Нея Марковна Зоркая (1924–2006) — историк культуры и киновед, ученый-теоретик, публиковавший в солидных книгах результаты своих фундаментальных исследований, кинокритик, напечатавший в актуальной прессе сотни статей, очерков, портретов, рецензий, репортажей. Конечно же, доктор и профессор, и заслуженный деятель, и ветеран, и лауреат. Теперь ее достижения перечислены в энциклопедиях, хотя никакой справочник не вместит перечня проведенных ею от Казахстана до Пенсильвании конференций, круглых столов, форумов и кинонедель, составленных ею сборников, буклетов, проспектов, прочитанных ею лекций, выправленных диссертаций. Бесчисленные ее интересы всегда обретали реальную форму деятельности, увлекая и других новизной, азартом первооткрывательства. Поэтому встреча с Неей Зоркой оставила четкий след в памяти, в жизни, в творческих исканиях многих и многих коллег, друзей, учеников, слушателей.
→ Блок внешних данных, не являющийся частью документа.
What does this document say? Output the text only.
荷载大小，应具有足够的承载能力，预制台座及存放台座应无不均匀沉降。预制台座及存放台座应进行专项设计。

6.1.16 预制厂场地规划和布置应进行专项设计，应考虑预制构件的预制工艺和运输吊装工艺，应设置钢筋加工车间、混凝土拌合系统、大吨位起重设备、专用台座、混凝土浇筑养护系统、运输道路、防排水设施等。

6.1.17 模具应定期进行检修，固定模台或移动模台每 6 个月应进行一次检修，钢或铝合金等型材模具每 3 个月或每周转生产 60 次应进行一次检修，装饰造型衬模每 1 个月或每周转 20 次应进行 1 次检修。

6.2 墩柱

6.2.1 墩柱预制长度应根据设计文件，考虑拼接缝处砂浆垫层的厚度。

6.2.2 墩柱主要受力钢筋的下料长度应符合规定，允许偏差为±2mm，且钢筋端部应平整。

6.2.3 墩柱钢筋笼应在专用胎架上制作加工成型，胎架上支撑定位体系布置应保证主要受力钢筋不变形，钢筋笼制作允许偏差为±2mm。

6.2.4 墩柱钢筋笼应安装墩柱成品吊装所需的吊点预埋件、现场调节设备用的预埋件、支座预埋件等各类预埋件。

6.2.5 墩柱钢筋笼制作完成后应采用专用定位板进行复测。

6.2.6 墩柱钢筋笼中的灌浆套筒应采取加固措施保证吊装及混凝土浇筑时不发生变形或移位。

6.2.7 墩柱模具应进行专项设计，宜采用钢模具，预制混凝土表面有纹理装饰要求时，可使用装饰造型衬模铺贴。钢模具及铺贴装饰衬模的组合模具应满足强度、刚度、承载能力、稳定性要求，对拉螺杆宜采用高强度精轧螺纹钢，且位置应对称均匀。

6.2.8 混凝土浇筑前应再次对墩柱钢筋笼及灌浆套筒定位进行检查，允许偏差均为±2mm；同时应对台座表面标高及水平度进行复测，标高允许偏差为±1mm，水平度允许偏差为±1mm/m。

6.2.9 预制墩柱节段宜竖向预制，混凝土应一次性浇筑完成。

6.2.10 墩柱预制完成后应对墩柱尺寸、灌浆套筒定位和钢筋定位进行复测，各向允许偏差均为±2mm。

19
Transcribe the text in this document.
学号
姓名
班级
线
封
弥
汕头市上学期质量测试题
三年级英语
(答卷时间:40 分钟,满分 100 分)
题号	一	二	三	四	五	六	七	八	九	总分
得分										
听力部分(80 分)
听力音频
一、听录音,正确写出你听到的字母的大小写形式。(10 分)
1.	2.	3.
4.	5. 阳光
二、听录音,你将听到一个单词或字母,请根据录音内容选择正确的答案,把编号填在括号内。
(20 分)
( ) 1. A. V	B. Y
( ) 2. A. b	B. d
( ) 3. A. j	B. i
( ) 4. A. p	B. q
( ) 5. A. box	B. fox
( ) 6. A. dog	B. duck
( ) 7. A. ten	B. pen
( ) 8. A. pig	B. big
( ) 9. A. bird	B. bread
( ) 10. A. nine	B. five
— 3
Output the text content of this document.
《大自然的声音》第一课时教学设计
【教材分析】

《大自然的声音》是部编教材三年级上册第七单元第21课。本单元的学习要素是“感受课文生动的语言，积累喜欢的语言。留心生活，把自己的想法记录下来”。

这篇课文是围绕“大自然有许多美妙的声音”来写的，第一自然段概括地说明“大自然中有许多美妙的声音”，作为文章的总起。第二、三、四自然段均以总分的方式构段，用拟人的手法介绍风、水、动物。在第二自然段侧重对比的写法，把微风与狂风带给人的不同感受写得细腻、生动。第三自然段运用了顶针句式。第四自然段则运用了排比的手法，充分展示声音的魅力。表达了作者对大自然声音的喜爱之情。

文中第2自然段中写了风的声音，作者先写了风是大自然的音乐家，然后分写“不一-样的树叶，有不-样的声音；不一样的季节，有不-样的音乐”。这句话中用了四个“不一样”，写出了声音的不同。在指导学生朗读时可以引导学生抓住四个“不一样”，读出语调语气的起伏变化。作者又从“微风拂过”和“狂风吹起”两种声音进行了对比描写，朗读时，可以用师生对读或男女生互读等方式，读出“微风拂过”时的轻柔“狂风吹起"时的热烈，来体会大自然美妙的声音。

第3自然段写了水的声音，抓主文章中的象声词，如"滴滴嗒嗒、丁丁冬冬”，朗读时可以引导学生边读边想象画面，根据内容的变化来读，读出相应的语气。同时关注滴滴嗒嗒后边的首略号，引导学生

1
Пусть ее живой голос напомнит им о невозвратных днях. А новым поколениям, если случится кому-то заглянуть под обложку с лубочным портретом рыжего кота, пусть расскажет о том, какие люди жили на свете и как они умели работать — над собой и в своей профессии.

Сами былые времена обращаются к нам со страниц этой книги.

Хронологически ее «сюжет» охватывает период от 22 июля 1941 года до 11 декабря 2006 года. От теплой московской ночи, когда немецкая бомба разнесла в щепы Театр Вахтангова и арбатские жители, в их числе школьница Нея Зоркая, скорбно разглядывали воронку на месте старинного особняка. И до того морозного московского дня, когда я, составитель этой книги и дочь ее главной героини, на служебном входе в Большом Николопесковском переулке дожидалась худрука Вахтанговского театра — Михаила Александровича Ульянова, чтобы записать на диктофон несколько слов его воспоминаний. Подчеркнуто легкой походкой и с элегантной тросточкой, как бы и ненужной, как бы прикидываясь актером в роли немощного, он летел вахтанговскими коридорами впереди меня к своему кабинету, обставленному красным деревом на фоне благородных синих стен, и я едва за ним поспевала. Ему было трудно ходить, еще труднее — стоять и сидеть, а легче всего — бежать, словно готовясь к взлету. К тому дню уже два месяца как не было в живых Неи Зоркой, его надежного друга с молодости, и самому Михаилу Ульянову на этом свете были отмерены еще три месяца и две недели. Ни он, великий артист, ни я — растерянный интервьюер — об этом не подозревали. Но говорил, наговаривал на мой диктофон, Ульянов уже тогда устало и грустно. «Ну что, получилось? — спросил он. — Машуня, я главное сказал: редкий человек была твоя мама. То есть я хочу сказать: редкая была Нея, особенный она человек».

ВОСПОМИНАНИЯ О НЕЕ ЗОРКОЙ

Михаил Ульянов

И мгновение остановилось

Каждый день я проезжаю на репетицию в Вахтанговский театр мимо дома на углу Сивцева Вражека и Большого Афанасьевского переулка. Этот дом я помню с послевоенных времен, его обитатели произвели на меня когда-то впечатление, которое сейчас, спустя десятилетия, я бы назвал… вулканическим. В этот дом меня ввела Алла Петровна Парфаньяк, актриса нашего театра и потом моя жена. Там проживала семья Зорких. Отец у них погиб на фронте, мама воспитывала троих ребят: это Нея Зоркая и младшие Андрей и Петр. Я сразу увидел, что они сами и вся их компания — интересные и своеобразные люди, и то первое впечатление сохранилось на всю жизнь. Совсем разные, но все принадлежавшие к интеллигенции — не наблюдающей и размышляющей, а борющейся — и не против кого-то, а за что-то или за кого-то. В этом доме атмосфера была демократическая, свободная. Они весело, дружно очень жили. И еще они с самого начала знали, что они хотят. Вот Нея знала, что хочет писать, хочет стать создателем книг о театре, о кино. Понимала это как возможность высказаться по поводу общечеловеческих, глубоких, даже философских вопросов. Только получалось это у нее как-то весело и по-хулигански.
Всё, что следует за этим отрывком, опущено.